Here are some hints for thinking about the implementation:
Essentially, your interpreter has to generate the frames shown on the project handout to produce your animation. Rather than produce separate drawing windows per frame though, you will produce one drawing window in which each frame shows over time.
Note that shapes disappear from the screen when their move time has elapsed and the animation stops when there are no more shapes left to animate. That's a key idea in how to organize the code that generates the frames.
Start by writing a function that takes an animation in its current form and draws it on screen. Then figure out how to update the animation for the next frame. The rest of the design should flow smoothly from there.
As long as your animations run in time approximate to what the programmer listed, with the shapes moving as specified across that time, you do not need to get the times exact. Shapes can move slightly different amounts per frame if that makes it easier. Don't spend tons of time getting the math exact -- I'm interested in seeing that you can organize an interpreter for this sort of problem, not that you can figure out the math to move a shape in exact intervals across a screen.
random : number -> number
returns a random natural number smaller than the given number.
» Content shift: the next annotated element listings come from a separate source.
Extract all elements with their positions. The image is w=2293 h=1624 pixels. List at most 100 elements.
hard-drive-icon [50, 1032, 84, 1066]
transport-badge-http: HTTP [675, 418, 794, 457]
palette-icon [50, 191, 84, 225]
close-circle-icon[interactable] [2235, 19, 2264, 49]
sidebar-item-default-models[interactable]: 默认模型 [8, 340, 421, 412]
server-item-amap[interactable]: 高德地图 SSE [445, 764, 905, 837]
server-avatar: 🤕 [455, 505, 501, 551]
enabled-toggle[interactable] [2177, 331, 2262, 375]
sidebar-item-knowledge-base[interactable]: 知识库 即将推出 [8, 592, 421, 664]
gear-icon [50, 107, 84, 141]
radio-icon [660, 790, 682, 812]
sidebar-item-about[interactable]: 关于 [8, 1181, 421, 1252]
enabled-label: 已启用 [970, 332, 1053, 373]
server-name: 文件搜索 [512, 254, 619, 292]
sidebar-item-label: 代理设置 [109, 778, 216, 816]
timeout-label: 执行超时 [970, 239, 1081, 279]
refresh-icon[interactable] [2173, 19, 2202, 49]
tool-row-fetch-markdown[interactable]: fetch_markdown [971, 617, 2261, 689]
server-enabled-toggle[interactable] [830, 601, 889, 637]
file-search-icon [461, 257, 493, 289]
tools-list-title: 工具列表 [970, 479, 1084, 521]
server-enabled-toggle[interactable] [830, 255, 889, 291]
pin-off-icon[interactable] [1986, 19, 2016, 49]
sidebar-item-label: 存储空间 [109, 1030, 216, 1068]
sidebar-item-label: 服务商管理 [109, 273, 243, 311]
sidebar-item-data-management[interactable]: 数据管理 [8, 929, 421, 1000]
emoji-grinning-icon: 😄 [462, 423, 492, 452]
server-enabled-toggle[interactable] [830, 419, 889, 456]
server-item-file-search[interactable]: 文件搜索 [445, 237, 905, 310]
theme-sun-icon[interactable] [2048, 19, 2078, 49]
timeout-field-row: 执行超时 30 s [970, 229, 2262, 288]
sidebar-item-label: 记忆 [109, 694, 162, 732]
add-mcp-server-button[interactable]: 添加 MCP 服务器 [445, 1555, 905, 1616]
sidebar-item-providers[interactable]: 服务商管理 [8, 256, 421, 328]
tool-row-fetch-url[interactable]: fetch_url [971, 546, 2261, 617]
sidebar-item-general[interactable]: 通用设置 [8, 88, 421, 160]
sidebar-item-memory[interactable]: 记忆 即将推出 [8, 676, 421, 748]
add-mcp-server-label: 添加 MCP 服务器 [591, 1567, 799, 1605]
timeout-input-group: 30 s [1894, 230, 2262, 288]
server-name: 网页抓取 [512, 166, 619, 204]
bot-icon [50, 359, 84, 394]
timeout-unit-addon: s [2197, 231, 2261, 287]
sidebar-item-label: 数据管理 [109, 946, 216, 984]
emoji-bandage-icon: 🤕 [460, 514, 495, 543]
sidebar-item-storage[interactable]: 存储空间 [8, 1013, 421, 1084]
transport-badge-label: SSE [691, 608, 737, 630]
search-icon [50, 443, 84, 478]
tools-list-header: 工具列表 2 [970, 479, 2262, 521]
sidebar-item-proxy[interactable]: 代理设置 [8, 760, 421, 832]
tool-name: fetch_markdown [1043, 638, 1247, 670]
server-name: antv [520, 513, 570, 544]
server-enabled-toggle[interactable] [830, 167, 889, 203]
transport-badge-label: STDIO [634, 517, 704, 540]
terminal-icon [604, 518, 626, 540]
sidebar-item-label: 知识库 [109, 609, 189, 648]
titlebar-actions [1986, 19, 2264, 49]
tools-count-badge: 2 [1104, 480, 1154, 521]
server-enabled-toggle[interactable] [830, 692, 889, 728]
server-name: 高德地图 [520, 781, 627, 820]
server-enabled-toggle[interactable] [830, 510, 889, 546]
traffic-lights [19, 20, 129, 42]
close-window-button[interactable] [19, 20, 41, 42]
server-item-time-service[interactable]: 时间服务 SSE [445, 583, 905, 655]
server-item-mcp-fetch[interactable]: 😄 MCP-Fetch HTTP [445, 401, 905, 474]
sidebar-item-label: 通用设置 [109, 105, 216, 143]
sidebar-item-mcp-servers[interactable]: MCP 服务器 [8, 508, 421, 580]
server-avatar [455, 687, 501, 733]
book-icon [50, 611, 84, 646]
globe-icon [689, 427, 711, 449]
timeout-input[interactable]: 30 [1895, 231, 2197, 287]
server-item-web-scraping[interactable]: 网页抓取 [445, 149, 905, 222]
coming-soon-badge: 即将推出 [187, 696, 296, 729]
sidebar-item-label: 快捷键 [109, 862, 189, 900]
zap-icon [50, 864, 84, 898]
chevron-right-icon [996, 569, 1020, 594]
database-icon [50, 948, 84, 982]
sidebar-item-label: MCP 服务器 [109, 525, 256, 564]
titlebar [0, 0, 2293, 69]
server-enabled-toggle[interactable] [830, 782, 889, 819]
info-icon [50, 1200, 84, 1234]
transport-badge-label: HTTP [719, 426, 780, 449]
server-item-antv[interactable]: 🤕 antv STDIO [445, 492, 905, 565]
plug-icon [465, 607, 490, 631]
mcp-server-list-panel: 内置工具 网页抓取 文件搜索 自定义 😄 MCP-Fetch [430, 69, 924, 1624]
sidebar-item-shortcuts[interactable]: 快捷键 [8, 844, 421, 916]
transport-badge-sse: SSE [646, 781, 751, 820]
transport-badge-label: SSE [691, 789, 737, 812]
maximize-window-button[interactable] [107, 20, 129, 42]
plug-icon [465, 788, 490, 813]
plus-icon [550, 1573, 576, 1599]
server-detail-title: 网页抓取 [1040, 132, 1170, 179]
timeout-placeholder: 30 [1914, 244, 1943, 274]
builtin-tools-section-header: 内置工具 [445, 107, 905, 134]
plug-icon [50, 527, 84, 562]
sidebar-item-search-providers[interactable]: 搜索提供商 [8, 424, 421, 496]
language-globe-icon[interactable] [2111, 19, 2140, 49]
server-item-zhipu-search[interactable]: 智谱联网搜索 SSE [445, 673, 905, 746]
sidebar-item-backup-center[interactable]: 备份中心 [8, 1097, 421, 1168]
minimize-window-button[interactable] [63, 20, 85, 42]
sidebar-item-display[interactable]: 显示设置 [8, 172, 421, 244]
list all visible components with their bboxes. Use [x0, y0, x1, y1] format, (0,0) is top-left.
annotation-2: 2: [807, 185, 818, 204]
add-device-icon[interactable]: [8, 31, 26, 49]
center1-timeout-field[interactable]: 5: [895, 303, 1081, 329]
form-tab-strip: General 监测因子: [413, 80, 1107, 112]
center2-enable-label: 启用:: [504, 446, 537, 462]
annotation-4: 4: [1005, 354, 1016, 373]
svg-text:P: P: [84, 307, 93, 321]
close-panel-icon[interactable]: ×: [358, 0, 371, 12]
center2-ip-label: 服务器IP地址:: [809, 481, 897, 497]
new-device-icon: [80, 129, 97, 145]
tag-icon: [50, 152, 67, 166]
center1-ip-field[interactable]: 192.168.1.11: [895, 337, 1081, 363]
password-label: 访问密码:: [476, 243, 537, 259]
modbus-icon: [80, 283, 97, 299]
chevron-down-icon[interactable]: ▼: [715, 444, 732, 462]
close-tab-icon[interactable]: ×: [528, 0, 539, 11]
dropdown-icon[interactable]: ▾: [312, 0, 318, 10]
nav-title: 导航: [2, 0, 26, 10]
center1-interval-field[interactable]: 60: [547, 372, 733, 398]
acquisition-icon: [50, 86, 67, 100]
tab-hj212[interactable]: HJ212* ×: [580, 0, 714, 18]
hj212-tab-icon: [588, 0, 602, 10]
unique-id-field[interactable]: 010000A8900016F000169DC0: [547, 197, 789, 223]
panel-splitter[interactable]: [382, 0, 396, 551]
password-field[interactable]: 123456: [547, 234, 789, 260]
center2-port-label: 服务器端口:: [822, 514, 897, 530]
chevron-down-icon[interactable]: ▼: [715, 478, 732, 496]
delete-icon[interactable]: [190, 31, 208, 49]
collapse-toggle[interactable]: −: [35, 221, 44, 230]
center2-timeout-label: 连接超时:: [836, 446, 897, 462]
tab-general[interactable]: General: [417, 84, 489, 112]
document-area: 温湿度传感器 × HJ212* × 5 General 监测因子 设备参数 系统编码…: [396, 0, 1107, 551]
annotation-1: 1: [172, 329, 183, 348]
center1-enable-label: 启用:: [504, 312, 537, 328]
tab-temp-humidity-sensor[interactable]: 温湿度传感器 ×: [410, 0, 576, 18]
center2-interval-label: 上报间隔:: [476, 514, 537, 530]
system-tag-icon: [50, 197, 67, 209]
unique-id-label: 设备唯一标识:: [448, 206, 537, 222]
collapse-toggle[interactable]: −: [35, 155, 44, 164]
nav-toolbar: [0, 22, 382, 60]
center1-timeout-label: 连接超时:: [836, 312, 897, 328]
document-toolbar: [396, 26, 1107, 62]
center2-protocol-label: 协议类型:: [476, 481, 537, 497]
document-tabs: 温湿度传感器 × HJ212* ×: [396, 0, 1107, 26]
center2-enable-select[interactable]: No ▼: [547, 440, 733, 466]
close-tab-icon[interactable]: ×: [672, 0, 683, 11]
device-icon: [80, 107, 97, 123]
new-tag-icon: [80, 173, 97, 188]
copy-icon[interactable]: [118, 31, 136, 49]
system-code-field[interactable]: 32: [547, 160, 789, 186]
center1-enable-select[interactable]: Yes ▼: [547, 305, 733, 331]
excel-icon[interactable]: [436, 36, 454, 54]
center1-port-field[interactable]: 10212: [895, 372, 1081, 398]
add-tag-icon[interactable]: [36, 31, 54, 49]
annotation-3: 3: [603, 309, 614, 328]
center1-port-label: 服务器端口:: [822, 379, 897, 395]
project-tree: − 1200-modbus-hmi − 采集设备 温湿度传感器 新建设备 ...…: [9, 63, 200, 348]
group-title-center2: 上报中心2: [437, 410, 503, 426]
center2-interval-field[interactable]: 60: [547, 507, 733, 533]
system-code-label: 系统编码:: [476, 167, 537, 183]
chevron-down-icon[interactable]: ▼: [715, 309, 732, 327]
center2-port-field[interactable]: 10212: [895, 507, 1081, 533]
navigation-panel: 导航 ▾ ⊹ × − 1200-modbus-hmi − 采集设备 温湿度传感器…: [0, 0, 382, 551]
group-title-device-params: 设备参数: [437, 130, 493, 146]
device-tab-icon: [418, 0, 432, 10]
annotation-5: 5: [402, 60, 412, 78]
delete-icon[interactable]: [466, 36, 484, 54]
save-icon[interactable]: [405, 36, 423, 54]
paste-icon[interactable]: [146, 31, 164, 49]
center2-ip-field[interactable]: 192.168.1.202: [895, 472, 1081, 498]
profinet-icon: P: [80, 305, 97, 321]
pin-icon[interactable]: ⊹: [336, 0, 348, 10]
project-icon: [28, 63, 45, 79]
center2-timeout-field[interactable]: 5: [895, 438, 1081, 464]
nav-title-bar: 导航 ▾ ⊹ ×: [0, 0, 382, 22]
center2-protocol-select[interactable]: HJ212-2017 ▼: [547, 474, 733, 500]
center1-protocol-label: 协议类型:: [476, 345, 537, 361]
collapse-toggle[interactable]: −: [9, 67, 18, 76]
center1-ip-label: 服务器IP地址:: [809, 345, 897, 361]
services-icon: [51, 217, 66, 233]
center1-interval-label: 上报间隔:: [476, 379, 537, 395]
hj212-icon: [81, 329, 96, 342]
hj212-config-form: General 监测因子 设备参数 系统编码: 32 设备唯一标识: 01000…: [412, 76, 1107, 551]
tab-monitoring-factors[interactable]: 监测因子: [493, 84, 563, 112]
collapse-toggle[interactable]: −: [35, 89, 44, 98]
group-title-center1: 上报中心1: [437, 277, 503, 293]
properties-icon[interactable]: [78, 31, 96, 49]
current-seconds : -> number
returns a (large) positive number for the number of seconds that DrScheme has been running. You may use this with
set!to record the time when you started running an animation.
Leave yourself enough time to do this assignment! Remember that there are 75 of you and only 5 of us, and next week's office hours could get busy, especially later in the week. This project is certainly doable with what we've covered this term, but it does require you to pull together all the material we've covered so far. For most of you, that will take a bit more time than you're probably expecting.